Un Mondo Proprio, translated into English as A World of One’s Own, is an exploration of women in their twenties in the southern city of Naples, Italy. The work evolved gradually as I began to understand more about the city I grew up in. As it unraveled, so did my fascination with its contradictions—how the city holds both beauty and chaos, liberalism and conservatism, freedom and repression—all somehow coexisting in the same space, in constant tension.
What began as a personal journey slowly developed into a photographic exploration of more intimate and political themes, becoming a reflection on identity, power, and the right women have to take up space and assert themselves.
The women photographed represent a small portion of a larger group who navigate a city shaped by centuries of Catholic legacy, patriarchal structures, and rigid gender norms. Naples’s history is steeped in immense cultural heritage, religious symbolism, and deep-rooted conservatism. Statues of the Virgin Mary are scattered throughout the city—standing on street corners, peeking from balconies, painted on walls. Her image is ever-present and consistent across the cityscape, quietly dictating ideals of purity, sacrifice, and silence.
Beneath this veneer of reverence lies a legacy of repression—a system that has long told women how to behave, what to wear, and when to speak.
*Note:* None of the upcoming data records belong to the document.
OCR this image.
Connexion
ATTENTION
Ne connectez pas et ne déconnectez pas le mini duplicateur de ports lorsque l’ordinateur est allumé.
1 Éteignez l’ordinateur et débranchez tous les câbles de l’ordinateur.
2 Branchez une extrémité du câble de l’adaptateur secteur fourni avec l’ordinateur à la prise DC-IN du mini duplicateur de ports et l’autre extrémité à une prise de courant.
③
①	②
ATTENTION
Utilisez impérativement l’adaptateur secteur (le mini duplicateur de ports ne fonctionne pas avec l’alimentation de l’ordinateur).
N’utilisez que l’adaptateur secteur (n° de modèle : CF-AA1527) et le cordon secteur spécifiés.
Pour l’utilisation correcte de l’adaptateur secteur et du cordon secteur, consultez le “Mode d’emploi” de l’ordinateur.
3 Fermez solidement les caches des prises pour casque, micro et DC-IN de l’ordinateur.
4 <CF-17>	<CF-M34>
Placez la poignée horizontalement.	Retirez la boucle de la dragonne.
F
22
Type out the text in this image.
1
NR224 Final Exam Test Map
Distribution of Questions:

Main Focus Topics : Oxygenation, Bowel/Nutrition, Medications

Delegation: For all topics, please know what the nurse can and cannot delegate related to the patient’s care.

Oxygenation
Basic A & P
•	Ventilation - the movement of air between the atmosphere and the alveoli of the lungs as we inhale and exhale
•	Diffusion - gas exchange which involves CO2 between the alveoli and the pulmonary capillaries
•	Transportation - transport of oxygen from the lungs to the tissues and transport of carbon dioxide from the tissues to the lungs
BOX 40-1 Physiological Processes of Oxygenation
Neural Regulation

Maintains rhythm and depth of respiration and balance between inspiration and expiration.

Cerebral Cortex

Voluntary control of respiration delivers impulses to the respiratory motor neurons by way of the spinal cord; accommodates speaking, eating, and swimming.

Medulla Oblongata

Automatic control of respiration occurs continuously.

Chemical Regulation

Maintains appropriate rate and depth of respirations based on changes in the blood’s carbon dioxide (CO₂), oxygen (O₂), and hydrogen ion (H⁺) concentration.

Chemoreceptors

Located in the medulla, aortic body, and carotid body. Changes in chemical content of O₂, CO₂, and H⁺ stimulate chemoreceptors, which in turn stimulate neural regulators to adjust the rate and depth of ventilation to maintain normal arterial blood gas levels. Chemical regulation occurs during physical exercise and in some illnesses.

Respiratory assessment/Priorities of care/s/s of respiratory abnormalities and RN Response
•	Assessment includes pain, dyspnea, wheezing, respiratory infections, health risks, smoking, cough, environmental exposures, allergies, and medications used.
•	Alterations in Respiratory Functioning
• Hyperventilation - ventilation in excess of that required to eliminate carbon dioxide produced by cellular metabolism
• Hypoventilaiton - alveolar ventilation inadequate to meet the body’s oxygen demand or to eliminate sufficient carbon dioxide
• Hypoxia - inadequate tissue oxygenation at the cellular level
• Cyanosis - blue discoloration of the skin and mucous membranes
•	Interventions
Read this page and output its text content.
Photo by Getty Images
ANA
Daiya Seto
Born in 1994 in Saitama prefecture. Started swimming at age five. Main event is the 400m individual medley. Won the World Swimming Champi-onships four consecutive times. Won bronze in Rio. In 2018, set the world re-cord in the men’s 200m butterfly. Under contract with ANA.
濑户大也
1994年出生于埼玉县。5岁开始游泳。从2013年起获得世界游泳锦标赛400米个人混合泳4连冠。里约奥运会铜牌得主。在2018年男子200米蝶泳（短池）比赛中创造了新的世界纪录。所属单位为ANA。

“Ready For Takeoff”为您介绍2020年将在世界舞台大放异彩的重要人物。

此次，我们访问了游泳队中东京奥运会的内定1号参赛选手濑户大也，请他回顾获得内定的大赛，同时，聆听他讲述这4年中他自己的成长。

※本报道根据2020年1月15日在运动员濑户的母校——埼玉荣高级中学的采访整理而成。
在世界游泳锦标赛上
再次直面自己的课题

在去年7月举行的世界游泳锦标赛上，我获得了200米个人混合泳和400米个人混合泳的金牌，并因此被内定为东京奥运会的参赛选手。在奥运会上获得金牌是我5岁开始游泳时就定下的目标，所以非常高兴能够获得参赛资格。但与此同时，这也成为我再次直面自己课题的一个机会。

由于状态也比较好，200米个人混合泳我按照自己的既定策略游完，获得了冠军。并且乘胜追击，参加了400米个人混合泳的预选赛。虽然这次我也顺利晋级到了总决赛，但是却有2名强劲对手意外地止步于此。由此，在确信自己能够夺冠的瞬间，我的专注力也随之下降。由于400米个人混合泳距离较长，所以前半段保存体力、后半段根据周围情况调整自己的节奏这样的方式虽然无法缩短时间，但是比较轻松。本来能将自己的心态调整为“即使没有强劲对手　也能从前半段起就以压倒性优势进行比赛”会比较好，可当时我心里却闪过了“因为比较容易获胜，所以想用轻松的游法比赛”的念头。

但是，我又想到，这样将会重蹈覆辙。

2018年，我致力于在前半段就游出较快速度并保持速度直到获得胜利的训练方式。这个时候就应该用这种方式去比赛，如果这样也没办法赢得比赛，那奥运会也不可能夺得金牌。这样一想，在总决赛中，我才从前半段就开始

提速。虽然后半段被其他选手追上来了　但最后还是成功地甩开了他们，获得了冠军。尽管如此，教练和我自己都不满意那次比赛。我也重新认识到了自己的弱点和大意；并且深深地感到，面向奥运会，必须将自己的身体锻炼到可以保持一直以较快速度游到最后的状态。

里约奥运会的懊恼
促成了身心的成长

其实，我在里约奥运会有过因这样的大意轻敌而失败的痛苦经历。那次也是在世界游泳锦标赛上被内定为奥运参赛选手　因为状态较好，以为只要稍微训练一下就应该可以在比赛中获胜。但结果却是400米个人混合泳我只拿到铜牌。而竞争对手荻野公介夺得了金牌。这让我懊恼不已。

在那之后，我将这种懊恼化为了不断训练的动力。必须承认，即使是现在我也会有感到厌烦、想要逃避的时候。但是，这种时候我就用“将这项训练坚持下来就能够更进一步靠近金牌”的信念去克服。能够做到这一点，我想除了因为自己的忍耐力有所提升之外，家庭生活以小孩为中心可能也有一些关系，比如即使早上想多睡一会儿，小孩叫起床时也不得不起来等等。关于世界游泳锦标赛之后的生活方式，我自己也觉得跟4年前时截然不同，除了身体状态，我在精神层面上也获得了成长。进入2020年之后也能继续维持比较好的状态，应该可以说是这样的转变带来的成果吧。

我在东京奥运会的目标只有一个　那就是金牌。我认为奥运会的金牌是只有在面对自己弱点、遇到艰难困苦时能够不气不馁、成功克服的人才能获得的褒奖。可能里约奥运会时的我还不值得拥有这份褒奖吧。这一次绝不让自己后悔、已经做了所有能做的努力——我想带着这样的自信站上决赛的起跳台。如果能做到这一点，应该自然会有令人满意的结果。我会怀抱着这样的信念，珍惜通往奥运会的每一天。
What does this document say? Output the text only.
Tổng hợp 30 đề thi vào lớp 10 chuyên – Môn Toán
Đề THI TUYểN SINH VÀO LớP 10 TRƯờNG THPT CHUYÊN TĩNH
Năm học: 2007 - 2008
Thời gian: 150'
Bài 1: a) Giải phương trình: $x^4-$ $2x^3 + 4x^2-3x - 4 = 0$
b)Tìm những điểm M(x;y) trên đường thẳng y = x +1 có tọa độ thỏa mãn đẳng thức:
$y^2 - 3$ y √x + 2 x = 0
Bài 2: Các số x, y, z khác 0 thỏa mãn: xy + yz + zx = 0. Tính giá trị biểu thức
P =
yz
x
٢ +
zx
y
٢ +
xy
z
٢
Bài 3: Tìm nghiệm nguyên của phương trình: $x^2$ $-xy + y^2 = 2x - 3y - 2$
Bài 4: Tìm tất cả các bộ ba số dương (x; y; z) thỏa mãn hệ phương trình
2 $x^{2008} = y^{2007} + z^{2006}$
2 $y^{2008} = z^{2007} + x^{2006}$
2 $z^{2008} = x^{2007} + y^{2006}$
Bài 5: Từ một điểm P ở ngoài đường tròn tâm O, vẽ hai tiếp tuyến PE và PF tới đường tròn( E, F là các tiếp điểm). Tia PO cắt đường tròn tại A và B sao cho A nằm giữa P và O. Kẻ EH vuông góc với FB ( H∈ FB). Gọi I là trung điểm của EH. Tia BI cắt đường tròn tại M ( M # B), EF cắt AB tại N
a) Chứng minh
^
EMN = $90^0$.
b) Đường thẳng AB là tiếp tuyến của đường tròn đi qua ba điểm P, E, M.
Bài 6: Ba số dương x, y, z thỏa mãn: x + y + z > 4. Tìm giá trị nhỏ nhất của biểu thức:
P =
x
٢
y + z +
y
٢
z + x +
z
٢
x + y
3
It was within the context of these discoveries that I began photographing women from my own community—some close friends, others acquaintances met at parties, in clubs, or through shared spaces. What connected them all was a quiet strength, a refusal to shrink themselves to meet the expectations imposed on them. These portraits are the result of many shared conversations, silent moments, and mutual trust. The images reveal private rituals—women getting ready in their bedrooms, applying makeup in dimly lit bathrooms, listening to music alone, looking at themselves in the mirror. These are scenes rarely witnessed but deeply meaningful—instances where the self is not performed for others, but shaped from within.
In Naples, the street is public, loud, often male. But in the solitude of night, within the walls of their own rooms or the glow of nightclubs, these women create alternate environments—worlds of their own where they reclaim their bodies, their presence, and their sexuality. The act of dressing up, of painting one’s face, of moving through space adorned in color and glitter, becomes more than aesthetic—it becomes a statement. In a city where women have historically been asked to make themselves small, these women claim space. They are not waiting for permission. They are already here.
Fashion, in this context, is not frivolous. It is deeply political. It is how these women assert control over their image, influence how they are perceived, and shape their sense of self on their own terms. Their choices—short skirts, bold eyeliner, glitter on their cheeks—are a refusal to conform to the imposed modesty of religious tradition. They are saying: “I exist. I am not here to make you comfortable. I am here to be acknowledged, as I am.”
The power of these spaces lies in the constant negotiation between societal expectations and personal truth. This book is, above all, a tribute to the women I photograph—women who, through vulnerability, joy, and self-awareness, are carving out new narratives in a place that has long tried to write theirs for them.
Un Mondo Proprio is not only about the individuals captured in these images; it speaks to a wider, often unseen network of women who are actively redefining what it means to live freely in a world that has historically sought to limit them. These portraits are not outliers. They are part of a broader, collective force—one that insists on being recognised.
The images serve as both reflection and revelation. They reflect those who recognise themselves in these gestures and moments, and they reveal a world to those invited to witness it—a world not theirs to define or shape. Above all, this work exists as a space claimed by the women within it: a world of their own, where identity is not granted through approval, but articulated through presence, expression, and autonomy.